Currently, the “NIVOLUMAB Plus IPILIMUMAB and TEMOZOLOMIDE in Microsatellite Stable, MGMT Silenced Metastatic Colorectal CancerAYA” MAYA trial (NCT03832621) is enrolling patients with MSS, MGMT-silenced mCRC. In the first phase, patients receive single agent TMZ for two cycles; in absence of PD, they go through the second phase, in which they are administered a combination treatment with TMZ, nivolumab, and ipilimumab. The primary efficacy endpoint is the 8-month PFS rate. Enrolment will stop in February 2022. “Pembrolizumab in MMR-Proficient Metastatic Colorectal Cancer Pharmacologically Primed to Trigger Dynamic Hypermutation Status” ARETHUSA study (NCT03519412) is a 2-cohort phase II trial with three different phases. In the “screening” phase, 348 mCRC RAS mutant patients are tested for MMR status.

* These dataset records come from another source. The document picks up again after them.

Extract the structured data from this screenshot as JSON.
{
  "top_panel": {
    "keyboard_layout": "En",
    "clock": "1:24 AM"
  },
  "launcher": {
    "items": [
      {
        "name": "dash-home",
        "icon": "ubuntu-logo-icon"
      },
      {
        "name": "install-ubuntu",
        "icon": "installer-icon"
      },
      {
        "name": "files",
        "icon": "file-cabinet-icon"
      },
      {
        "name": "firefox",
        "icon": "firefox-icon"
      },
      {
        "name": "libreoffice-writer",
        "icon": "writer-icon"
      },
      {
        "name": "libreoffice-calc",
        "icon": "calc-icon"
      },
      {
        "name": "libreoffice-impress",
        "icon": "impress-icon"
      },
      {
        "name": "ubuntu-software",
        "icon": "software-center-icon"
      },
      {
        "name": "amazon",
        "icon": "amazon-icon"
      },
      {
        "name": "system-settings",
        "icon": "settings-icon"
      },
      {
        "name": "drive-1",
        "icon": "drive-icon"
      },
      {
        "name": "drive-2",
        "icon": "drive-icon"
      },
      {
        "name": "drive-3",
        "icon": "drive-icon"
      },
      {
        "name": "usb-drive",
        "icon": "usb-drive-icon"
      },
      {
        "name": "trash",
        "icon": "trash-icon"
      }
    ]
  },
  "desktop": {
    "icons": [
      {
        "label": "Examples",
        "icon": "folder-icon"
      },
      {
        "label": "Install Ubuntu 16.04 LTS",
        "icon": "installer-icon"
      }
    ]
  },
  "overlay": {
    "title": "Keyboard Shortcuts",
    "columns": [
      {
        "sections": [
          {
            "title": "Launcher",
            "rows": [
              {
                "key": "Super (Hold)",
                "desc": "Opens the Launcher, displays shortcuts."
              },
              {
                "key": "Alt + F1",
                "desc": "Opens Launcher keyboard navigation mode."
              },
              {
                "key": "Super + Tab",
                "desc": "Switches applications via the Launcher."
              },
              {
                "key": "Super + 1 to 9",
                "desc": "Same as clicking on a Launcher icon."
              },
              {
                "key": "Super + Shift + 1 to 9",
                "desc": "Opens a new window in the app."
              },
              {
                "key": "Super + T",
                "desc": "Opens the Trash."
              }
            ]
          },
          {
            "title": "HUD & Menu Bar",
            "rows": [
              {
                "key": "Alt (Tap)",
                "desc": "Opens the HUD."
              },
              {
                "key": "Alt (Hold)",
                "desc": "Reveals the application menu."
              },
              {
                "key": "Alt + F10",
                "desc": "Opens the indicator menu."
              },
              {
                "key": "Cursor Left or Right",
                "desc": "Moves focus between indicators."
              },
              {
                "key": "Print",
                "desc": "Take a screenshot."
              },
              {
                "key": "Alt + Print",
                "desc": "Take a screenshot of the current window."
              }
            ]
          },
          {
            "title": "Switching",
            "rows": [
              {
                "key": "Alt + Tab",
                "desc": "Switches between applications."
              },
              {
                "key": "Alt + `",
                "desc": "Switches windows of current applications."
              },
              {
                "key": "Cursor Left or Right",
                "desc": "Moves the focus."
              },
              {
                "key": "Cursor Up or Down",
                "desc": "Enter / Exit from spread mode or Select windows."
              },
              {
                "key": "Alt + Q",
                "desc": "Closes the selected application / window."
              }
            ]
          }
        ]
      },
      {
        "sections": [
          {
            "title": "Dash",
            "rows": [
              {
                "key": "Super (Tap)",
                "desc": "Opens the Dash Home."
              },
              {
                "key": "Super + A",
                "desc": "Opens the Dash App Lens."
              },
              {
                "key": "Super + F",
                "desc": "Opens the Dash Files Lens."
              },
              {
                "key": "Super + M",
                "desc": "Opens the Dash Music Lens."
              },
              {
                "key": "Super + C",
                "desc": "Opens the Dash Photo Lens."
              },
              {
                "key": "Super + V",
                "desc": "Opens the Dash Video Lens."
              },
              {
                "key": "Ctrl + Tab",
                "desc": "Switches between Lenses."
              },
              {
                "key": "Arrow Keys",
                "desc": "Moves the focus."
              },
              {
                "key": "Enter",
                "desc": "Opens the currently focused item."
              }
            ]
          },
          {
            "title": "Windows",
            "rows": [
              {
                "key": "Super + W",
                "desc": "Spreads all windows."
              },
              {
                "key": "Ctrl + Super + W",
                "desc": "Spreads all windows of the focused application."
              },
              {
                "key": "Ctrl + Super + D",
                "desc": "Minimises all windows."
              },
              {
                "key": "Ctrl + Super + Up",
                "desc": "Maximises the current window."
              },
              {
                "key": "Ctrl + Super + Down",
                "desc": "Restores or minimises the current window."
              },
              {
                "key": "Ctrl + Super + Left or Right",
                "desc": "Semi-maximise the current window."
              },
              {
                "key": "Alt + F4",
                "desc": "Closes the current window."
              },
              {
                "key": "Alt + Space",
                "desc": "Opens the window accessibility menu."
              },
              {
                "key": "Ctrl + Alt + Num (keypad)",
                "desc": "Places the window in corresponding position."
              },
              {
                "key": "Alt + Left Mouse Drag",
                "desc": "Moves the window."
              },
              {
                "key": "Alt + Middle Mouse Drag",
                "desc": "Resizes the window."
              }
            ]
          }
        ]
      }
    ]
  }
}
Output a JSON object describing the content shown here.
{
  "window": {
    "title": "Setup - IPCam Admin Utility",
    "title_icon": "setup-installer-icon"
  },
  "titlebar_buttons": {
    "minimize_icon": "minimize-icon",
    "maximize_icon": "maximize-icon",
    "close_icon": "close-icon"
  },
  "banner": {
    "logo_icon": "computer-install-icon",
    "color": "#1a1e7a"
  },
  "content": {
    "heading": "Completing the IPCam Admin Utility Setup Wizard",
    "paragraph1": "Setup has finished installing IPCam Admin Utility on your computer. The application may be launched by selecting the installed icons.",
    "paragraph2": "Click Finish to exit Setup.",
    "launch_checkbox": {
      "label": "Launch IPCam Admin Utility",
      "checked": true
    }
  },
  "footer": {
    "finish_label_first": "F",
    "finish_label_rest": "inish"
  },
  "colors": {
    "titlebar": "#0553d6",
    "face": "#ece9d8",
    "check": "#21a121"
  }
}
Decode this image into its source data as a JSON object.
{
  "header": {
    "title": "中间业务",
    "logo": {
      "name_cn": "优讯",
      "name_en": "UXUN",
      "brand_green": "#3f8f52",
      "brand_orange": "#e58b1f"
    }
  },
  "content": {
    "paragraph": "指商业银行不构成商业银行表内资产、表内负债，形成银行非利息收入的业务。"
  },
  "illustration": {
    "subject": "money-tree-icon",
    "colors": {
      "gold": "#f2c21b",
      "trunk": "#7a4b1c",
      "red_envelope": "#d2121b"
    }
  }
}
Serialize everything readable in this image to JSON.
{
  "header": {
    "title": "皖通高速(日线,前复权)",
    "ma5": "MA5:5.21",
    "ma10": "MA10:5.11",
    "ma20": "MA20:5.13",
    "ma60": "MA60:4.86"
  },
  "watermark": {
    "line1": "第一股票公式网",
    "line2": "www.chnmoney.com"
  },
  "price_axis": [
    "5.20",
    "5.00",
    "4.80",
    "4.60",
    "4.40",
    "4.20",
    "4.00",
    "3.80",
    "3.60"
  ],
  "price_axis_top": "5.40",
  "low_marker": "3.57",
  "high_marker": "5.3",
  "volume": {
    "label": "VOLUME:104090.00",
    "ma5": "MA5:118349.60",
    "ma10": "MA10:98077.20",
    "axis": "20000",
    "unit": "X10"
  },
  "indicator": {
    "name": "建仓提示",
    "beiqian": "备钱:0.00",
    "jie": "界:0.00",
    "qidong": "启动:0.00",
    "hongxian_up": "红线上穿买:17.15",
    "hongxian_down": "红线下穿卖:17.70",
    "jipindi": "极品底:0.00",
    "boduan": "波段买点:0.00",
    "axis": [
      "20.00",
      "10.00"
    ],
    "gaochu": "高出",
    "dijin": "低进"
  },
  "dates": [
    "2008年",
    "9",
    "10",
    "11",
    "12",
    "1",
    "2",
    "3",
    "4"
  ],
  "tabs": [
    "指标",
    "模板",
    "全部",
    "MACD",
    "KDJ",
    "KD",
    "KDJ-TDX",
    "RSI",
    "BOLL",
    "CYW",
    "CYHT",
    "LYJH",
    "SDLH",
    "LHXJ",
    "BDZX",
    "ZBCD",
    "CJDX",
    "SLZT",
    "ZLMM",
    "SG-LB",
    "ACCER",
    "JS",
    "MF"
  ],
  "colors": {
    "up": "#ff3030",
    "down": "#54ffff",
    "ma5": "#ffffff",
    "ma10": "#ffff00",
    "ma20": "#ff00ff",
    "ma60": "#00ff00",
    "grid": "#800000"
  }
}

Then, dMMR patients proceed directly to the “trial” phase for immediate pembrolizumab treatment. The pMMR patients will be further tested for expression of MGMT by IHC and by promoter methylation analysis. IHC-negative, promoter-methylation-positive pMMR patients enter in the priming phase and are treated with TMZ until PD, when tumor mutational burden will be assessed in tumor biopsies. Patients with >20 mutations/megabase will proceed to the “trial” and will be treated with pembrolizumab. This is based on the assumption that the tumors with acquired resistance to TMZ become hypermutated and potentially sensitive to pembrolizumab. ORR (primary outcome), PFS, OS, and treatment-related toxicities (secondary outcomes) in pMMR pembrolizumab-treated patients will be estimated; the dMMR cohort will be used for comparison. Tissue biopsies, longitudinal blood collection, and stool collection will be used for discovery of predictive molecular biomarkers and assessment of tumor evolution. Enrollment is expected to be concluded in 2020 [151].

3. Conclusions

Nowadays, several molecular biomarkers have been identified for the personalized treatment of mCRC patients and extensive efforts have been made to improve tailored therapy. Some of these biomarkers are now consolidated predictive factors for treatment response. RAS mutational status determination remains mandatory before starting anti-EGFR treatment with panitumumab and cetuximab, and the new approach of rechallenge based on RAS/BRAF status by liquid biopsy is becoming more fascinating [13,14,15,16,17,18,19,20,21,22,23,24,25]. Promising results were obtained for the treatment of HER2+ mCRC [30,31,32,33]. Targeting angiogenesis remains a cornerstone in naïve and pretreated patients, but the identification of validated predictive factors is urgently needed and will hopefully be provided by biologically enriched prospective trials [62]. The BEACON CRC trial has laid the basis for substantial survival improvement for BRAF mutant patients, and further studies are investigating the combination of BRAF, MEK, and EGFR inhibitors in this category of patients with particularly poor prognosis [92,93,94,95]. Recently, RAS inhibitors showed promising results in KRAS mutant mCRC, which appeared worthy of further research [88,89,90]. Immunotherapy provided very encouraging data on survival for MSI-H/dMMR mCRC and might be the best area of research, even for MSS POLE-1 or POLD1 mutant cancers, due to their high mutational burden [134,135,136,137,138,139]. For rare molecular alterations (RET, NTRK, ROS1, and ALK fusions), the results reported in the literature require further research, as well as for patients with MGMT methylation [110,111,112,113,114,115,116,117,118,119,120,121,122,123,124,125,148,149,150,151].

Currently, in the era of precision medicine, molecular-biology-driven treatment and research in this field, in association with clinical aspects (tumor sidedness, patient characteristics, and aim of therapy), still remain the key to improving the selection of patients and treatment efficacy.